A new radio program on 90.5 called Essential Pittsburgh promises to have some interesting programming. A recent episode has fascinating interviews with men who were Tuskegee Airmen during WWII. Our area has a very strong connection to this group. For the rdio program, which has great interviews with 3 of the WWII pilots, go here
Regarding the Tuskegee Airmen:From the Tribune Review, Oct.8,2009:
The Tuskegee Airmen was a group of African-American pilots who flew with distinction during World War II as the 332nd Fighter Group of the Army Air Corps. Joyce Jones, new president of the Sewickley-based historical society and a former teacher, said there is no mention of the Tuskegee Airmen in school curriculum.
"These people came from this area," she said. "The children can relate to that. I'm very pleased, happy and excited (about the society's involvement in the new chapter)."
There were 983 Tuskegee pilots, eight of whom were from Sewickley.
"That concentration, because it's such a small area, is more than Chicago and Detroit, which have millions of people. They had more pilots, but the percentage here is greater," Effort said.
Tuskegee Airmen also came from other Pittsburgh neighborhoods, such as Beltzhoover, Homewood and East Liberty, said Effort.

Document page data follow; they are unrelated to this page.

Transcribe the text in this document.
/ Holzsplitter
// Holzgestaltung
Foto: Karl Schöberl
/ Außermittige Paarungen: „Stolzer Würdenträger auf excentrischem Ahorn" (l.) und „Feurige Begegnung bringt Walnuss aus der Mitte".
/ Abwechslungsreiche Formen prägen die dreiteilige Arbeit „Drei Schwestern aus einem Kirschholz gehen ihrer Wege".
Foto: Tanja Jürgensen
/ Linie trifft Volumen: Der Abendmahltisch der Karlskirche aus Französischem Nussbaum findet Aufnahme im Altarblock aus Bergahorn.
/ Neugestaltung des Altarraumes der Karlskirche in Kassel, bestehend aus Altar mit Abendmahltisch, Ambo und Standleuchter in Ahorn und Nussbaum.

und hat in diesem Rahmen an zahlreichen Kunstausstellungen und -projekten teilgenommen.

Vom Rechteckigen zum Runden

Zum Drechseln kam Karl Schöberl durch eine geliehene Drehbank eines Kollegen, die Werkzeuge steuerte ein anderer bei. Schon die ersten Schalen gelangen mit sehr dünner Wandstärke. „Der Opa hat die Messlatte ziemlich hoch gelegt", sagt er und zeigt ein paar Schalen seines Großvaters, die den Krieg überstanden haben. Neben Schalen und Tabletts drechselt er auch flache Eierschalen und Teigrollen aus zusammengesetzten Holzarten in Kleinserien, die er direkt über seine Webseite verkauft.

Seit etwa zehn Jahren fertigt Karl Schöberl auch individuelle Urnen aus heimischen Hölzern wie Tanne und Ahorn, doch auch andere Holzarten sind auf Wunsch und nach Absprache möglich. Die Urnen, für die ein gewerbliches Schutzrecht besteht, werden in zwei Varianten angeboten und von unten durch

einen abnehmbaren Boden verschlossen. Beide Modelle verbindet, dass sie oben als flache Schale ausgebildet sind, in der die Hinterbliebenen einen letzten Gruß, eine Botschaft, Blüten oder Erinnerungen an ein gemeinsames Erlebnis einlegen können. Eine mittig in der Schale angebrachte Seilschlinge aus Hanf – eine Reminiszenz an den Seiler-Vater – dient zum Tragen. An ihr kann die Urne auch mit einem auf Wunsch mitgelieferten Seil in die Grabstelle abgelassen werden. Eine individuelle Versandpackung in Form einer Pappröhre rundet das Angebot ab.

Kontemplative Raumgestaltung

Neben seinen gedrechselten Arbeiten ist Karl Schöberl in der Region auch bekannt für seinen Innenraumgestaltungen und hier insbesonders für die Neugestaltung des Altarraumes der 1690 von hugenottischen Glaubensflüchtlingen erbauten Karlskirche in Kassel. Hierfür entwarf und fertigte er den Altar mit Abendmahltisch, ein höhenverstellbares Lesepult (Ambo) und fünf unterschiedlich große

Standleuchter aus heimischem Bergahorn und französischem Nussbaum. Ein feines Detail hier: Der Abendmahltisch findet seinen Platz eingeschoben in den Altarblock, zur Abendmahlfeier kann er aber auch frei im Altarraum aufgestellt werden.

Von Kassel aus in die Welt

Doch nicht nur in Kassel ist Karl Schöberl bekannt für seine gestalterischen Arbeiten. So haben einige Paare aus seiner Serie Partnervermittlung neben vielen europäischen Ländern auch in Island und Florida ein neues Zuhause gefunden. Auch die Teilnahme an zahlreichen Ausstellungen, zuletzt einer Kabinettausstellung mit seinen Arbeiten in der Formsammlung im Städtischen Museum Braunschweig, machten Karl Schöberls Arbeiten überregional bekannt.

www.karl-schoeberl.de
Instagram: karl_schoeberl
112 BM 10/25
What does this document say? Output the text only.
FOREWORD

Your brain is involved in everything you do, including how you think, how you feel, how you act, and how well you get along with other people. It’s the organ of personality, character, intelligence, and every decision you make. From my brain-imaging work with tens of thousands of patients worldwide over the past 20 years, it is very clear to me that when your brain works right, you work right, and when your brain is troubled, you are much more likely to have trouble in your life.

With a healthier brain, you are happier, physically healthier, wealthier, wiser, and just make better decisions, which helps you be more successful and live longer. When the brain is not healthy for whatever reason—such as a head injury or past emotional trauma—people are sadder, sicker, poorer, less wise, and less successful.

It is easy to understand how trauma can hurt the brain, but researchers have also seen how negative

"These guys are everywhere," said Effort. "Their legacy goes further than the war. They were the creme de la creme of the African-American race."
Effort's vision for the local chapter includes continuing the mission of preserving this piece of history, fundraising and getting children interested in flying.
Jones said the group is planning a large fundraiser for the chapter. Other ideas include starting a Sewickley Tuskegee Airmen Day and having representatives march in Veterans and Memorial Day parades. They are exploring the idea of putting plaques in town listing the men's names.
The society, entering its 40th year, would like to get local schools involved in teaching the Tuskegee history.
Bobonis, along with Effort and his wife, Elaine, are the other founders of the Greater Pittsburgh chapter. Her father, the late Sgt. Vernol Leapheart, was the crew chief of all the combat planes flown by Col. B.O. Davis, commanding officer of the Tuskegee Fighter Group that flew over North Africa and Western Europe during World War II.